Mamamia’s Women of the Year aren’t afraid of the ‘F’ word either. Post continues after video…
It turns out, no, they don’t say so. But nor do they say she shouldn’t. They are maddeningly non-committal about it. They leave it up to the discretion of individual schools to come up with a uniform. Naturally, schools must take into consideration current Anti-Discrimination legislation, but there is no clause spelling out that girls must have a choice. But isn’t this the exact same legislation that governs what I can be asked to wear? How does that translate into one rule for girls, another one for women? Isn’t this a little oh, I don’t know, hypocritical?
But why aren’t the students complaining? I thought. Surely there are some girls out there who are?
So I started watching. It was on our first school mufti day that I had my watershed moment. Kids could wear what they wanted, and there was hardly a dress in sight! Ah! Maybe the girls are complaining. Maybe they are saying it loud and clear, we just haven’t been listening. Every mufti day since has been the same. Given a choice, most of them quietly ditch the dress.
Then I started talking. I met some like minded parents who wanted to do something about it. We researched. We spoke to the school. We wrote an article, and then someone wrote another article. It was all starting to feel like hard work.
And then this happened:
A friend, of a friend, of a friend, from another school entirely, had seen our article online and read it to her daughter. And her daughter had acted. She had marched right out and bought herself a boys’ uniform. Up yours, gender stereotypes.
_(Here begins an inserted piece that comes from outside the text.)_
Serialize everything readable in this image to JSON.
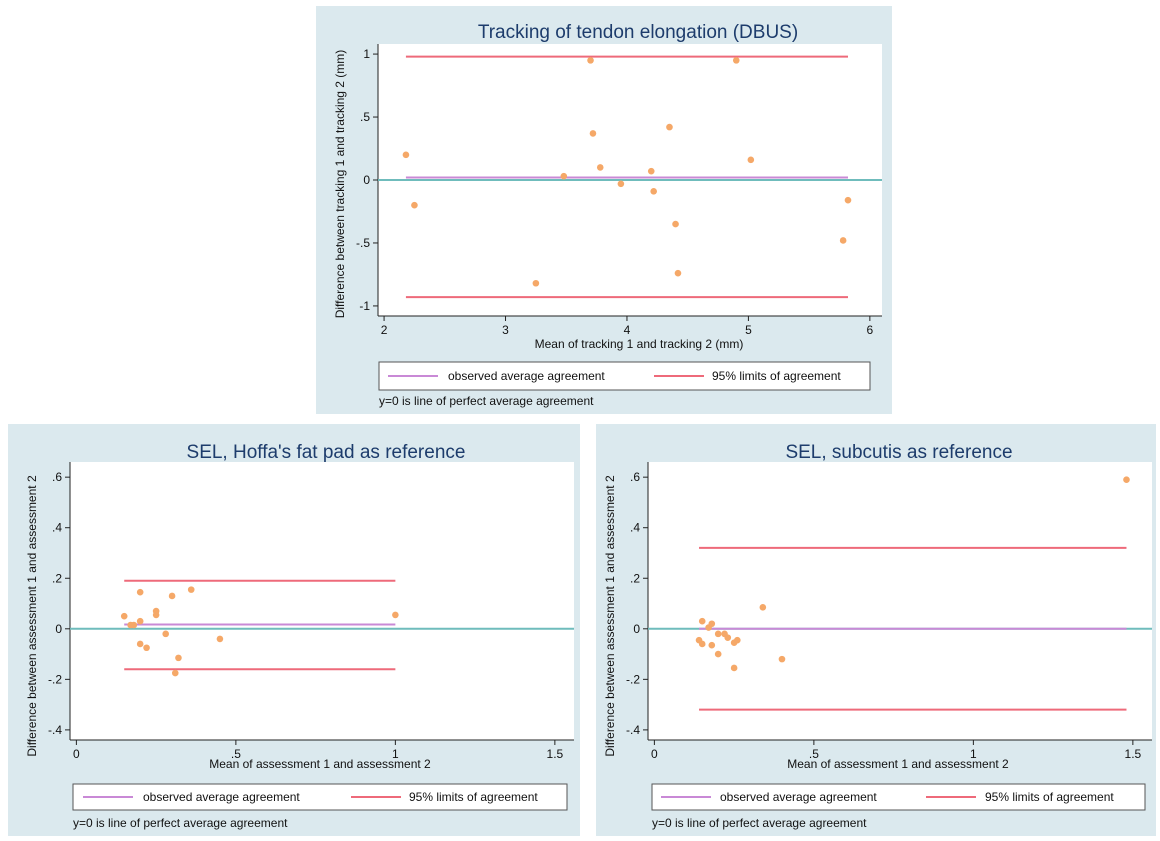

See, girls choice in school uniforms is not just an intellectual feminist debate – this means something to that little girl. To countless girls who may be struggling through the day in old fashioned, restrictive uniforms. This means something to their brothers who are learning that comfort rules for them, but not their sisters.
A uniform teaches children something about themselves, and each other. Something that may well influence the rest of their lives. We need to take care what that lesson is. I think it’s imperative that we use the F* word around them every chance we get.